Y a-t-il un lien entre le secret bancaire et le taux de change?

Récemment, les grandeurs observées sur les marchés financiers ont fait enregistrer des records positifs en flux continu, qui devraient avoir interrogé bien des analystes de ces marchés, au vu des très maigres résultats de ce que l’on appelle l’économie «réelle» des deux côtés de l’Océan Atlantique et notamment au sein du Vieux continent.

Au-delà de l’augmentation de la prise de risque des acteurs à travers le marché des actions ainsi que par rapport à l’achat d’obligations des émetteurs publics, le dernier phénomène en date concerne le marché des devises des pays occidentaux: malgré les nombreuses incertitudes sur la solidité de la reprise économique aux États-Unis et l’aggravation de la récession dans l’Euroland, les taux de change du franc suisse affichent depuis quelques semaines une tendance à la baisse par rapport aussi bien à l’euro qu’au dollar états-unien.

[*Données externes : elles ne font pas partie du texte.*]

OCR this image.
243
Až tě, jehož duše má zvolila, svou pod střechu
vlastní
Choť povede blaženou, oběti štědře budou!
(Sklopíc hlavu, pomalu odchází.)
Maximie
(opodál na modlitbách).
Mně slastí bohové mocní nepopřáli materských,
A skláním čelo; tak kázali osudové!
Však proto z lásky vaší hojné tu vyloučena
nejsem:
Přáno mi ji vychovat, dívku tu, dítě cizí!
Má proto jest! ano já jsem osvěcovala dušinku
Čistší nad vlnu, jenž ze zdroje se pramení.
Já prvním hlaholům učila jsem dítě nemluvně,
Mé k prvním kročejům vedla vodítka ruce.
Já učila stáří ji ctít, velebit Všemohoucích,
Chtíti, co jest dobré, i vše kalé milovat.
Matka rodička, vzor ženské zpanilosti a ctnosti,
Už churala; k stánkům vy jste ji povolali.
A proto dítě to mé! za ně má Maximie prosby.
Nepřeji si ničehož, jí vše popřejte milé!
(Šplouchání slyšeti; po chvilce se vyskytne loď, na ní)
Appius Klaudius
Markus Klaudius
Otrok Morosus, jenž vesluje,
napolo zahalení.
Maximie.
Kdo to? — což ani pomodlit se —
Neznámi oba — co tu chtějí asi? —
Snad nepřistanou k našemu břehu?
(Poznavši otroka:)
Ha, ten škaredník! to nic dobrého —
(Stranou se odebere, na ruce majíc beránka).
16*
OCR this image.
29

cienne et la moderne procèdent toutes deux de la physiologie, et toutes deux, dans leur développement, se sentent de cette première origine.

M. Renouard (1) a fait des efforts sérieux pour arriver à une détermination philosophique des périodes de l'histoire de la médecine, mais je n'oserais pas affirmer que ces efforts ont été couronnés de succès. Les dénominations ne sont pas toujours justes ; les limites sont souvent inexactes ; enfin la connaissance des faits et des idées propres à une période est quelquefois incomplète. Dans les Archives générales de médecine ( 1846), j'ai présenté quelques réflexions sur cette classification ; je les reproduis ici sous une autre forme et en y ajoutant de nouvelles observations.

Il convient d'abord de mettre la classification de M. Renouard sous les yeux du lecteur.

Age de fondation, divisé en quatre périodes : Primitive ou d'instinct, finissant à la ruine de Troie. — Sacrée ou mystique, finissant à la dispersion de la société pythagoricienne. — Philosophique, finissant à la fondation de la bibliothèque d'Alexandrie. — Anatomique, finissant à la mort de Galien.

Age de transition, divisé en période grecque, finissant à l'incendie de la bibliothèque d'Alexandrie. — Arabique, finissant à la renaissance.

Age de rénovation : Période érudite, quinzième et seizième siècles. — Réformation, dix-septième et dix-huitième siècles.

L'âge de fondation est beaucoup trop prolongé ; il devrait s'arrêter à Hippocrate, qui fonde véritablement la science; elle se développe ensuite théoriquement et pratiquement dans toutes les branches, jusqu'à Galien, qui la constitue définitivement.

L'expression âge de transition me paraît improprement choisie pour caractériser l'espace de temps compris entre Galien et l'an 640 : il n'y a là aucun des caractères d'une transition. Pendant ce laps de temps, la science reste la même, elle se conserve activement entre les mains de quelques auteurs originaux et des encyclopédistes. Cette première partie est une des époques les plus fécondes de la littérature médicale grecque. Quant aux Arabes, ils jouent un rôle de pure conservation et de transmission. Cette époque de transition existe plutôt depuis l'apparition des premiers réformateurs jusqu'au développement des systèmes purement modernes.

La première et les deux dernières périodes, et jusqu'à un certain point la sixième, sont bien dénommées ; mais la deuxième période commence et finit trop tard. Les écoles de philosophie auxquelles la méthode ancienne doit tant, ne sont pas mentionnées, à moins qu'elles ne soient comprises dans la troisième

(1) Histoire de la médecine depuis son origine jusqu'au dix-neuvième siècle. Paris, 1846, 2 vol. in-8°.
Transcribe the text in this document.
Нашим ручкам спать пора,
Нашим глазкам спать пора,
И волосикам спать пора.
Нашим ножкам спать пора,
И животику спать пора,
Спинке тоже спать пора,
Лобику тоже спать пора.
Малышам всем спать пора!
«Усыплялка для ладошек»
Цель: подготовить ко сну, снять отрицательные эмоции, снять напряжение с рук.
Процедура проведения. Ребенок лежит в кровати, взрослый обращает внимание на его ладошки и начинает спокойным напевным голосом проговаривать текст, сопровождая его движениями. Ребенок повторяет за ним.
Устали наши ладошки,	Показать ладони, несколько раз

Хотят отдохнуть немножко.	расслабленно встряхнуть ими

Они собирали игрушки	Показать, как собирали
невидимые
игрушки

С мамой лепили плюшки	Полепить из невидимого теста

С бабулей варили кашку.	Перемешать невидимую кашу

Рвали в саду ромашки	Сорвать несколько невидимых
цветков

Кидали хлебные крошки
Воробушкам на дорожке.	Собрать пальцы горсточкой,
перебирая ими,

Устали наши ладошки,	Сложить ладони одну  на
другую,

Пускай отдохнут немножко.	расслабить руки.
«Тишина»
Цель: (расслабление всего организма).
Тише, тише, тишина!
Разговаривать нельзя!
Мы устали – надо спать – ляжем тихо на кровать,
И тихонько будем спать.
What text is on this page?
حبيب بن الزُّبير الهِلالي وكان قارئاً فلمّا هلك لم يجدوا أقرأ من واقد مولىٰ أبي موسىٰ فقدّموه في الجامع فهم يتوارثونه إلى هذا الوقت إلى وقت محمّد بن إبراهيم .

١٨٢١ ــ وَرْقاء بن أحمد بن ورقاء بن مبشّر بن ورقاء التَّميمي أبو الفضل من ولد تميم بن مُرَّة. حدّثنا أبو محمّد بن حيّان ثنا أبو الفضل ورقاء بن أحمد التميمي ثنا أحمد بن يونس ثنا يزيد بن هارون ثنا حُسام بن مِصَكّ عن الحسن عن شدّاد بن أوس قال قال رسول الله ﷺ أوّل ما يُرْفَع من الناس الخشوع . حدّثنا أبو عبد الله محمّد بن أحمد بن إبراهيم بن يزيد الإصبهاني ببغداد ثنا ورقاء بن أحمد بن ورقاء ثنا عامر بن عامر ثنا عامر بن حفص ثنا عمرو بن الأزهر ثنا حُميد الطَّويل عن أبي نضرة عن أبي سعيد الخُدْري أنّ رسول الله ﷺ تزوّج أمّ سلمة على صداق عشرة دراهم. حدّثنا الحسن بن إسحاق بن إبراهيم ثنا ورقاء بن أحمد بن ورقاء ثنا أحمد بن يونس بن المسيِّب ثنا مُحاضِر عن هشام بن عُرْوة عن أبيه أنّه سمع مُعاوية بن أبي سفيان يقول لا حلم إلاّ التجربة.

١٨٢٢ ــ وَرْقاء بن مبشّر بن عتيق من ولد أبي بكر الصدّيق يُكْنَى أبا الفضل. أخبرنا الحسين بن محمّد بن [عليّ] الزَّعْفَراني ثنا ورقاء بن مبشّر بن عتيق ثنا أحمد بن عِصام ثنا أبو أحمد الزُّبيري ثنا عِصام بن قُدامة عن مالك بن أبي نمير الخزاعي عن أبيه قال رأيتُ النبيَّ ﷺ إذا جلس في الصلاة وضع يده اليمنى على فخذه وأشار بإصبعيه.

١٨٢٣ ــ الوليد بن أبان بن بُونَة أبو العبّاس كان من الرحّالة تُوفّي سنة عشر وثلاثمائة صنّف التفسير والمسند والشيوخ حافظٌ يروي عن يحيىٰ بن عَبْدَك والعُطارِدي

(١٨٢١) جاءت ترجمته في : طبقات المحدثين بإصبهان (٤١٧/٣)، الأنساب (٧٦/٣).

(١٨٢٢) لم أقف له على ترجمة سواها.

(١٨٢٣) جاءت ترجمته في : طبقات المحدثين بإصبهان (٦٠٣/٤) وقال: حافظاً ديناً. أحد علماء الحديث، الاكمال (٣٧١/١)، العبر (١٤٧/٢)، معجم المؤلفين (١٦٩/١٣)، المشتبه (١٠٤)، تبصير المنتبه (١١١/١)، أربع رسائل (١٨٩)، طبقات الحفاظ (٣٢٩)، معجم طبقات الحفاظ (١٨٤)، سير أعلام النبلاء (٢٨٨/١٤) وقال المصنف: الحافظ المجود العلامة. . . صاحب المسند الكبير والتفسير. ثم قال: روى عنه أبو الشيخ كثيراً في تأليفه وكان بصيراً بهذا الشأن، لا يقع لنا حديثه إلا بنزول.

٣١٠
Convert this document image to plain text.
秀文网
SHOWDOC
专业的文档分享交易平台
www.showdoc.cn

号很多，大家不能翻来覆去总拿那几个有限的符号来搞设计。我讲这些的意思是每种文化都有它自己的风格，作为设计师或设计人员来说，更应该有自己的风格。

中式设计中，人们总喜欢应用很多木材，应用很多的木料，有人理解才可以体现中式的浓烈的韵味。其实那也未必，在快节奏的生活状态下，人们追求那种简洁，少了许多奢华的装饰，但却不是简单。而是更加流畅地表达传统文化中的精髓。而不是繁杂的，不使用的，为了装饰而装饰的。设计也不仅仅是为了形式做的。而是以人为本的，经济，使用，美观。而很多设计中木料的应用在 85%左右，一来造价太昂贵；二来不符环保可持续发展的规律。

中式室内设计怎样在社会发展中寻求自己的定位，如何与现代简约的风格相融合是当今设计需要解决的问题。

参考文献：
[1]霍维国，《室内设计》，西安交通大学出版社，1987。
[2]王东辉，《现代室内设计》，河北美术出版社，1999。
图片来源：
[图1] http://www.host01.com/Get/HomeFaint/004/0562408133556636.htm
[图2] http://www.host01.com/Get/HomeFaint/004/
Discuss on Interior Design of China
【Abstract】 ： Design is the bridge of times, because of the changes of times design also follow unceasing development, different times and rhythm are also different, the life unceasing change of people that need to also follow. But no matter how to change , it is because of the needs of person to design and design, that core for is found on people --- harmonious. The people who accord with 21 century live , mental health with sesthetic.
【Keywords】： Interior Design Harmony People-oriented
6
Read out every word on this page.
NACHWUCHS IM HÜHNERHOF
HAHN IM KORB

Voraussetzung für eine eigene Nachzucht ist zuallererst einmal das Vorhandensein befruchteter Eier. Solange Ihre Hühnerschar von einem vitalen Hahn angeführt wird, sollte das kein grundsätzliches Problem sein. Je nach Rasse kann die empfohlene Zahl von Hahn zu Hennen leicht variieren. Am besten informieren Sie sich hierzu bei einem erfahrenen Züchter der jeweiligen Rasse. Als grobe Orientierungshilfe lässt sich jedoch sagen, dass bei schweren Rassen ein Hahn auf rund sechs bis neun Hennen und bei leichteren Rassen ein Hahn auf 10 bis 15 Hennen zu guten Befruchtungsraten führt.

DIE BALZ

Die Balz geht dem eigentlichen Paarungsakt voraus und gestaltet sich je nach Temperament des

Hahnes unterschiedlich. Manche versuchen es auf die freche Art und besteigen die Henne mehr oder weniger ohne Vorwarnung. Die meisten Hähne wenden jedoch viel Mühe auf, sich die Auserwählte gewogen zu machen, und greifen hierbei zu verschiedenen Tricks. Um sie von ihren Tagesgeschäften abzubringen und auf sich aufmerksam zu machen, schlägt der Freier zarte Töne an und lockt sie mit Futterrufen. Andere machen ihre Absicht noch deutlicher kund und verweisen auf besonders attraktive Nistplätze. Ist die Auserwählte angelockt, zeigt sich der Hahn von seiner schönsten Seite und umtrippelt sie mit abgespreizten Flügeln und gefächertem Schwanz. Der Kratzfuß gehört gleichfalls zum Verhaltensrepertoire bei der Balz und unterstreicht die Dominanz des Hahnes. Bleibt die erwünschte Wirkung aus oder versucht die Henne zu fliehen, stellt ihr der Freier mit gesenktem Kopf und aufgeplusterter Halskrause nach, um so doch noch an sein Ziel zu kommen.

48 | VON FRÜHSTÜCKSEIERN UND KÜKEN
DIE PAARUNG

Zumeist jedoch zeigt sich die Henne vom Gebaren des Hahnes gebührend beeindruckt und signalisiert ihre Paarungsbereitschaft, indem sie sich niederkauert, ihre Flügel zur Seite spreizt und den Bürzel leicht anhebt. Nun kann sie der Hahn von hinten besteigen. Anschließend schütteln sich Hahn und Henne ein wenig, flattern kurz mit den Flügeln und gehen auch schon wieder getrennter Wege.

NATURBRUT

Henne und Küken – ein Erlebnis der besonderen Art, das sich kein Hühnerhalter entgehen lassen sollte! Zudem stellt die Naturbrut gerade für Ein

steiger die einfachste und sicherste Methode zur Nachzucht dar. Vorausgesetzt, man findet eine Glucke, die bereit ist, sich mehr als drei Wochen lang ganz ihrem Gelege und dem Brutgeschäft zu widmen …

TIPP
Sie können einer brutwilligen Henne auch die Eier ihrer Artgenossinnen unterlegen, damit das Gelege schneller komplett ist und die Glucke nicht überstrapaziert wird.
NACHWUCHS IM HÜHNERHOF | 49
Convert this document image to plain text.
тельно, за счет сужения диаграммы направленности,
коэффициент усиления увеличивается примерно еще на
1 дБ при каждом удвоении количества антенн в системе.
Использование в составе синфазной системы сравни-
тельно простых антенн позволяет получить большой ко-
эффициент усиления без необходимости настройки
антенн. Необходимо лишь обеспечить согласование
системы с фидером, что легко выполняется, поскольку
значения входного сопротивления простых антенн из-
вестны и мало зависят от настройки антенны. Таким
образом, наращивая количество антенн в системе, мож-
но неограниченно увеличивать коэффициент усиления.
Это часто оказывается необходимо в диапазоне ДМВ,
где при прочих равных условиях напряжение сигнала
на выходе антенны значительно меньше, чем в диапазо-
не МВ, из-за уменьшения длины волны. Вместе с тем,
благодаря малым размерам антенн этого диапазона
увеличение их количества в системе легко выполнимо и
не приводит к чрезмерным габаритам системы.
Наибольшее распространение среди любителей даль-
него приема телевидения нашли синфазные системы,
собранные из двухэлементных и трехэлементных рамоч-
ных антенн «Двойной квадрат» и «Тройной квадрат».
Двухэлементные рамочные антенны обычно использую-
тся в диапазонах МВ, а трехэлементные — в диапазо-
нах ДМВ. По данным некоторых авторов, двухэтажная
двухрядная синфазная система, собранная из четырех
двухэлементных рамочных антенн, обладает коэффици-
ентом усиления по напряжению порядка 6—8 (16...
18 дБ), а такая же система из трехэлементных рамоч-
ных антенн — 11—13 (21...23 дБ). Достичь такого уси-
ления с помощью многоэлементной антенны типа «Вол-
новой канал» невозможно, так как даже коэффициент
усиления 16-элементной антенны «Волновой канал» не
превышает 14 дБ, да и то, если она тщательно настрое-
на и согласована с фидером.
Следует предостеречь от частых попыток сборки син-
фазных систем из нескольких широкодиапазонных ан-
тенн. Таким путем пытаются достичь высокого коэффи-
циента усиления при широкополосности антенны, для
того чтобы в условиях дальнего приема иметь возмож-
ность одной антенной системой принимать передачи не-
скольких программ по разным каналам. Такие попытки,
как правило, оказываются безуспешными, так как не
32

Ce contraste entre, d’une part, les grandeurs «fondamentales» dont l’évolution comparée entre deux systèmes économiques est censée expliquer et diriger les tendances notées sur le marché des devises et, d’autre part, l’évolution récente des taux de change sur ce marché, en ce qui concerne notamment le franc suisse, peut s’expliquer par deux facteurs majeurs. D’un côté, l’énorme émission de monnaie par les principales autorités monétaires au plan mondial affecte directement ou indirectement les rapports que différentes monnaies affichent sur le marché des devises. D’un autre côté, les mouvements de capitaux privés exercent un impact, à court terme, sur les taux de change.

Plutôt que de dépenser des centaines de milliards de francs suisses – créées ex-nihilo par la Banque nationale – afin de juguler l’appréciation du taux de change qui a excité beaucoup d’esprits en Suisse pour des raisons disparates, il aurait été mieux pour l’économie suisse dans son ensemble d’aller de l’avant avec l’abolition du secret bancaire national: la Confédération aurait ainsi pu éviter que la Banque nationale achète des volumes énormes d’actifs libellés en monnaies étrangères dont les risques de perte continuent de peser sur l’ensemble des contribuables, d’une manière ou d’une autre. La Suisse aurait alors été dans une bien meilleure posture pour négocier l’échange automatique d’informations, qui en l’occurrence risque d’aggraver la situation à court terme pour la place financière nationale, au lieu d’avoir été un facteur de dévaluation «spontanée» du taux de change du franc suisse.

Celles et ceux, encore très peu nombreux malheureusement, qui ont une vision systémique du fonctionnement de nos économies n’auront aucune difficulté à saisir les enjeux de ces phénomènes. Il faut encore espérer, néanmoins, que leur voix puisse être entendue au lieu d’être étouffée par la cacophonie des soi-disant experts de questions d’ordre monétaire et financier dont le monde est parsemé depuis l’éclatement de la crise financière globale à l’automne 2008.

Sergio Rossi

Sergio Rossi est professeur ordinaire à l’Université de Fribourg, où il dirige la Chaire de macroéconomie et d’économie monétaire, et Senior Research Associate à l’International Economic Policy Institute de la Laurentian University au Canada.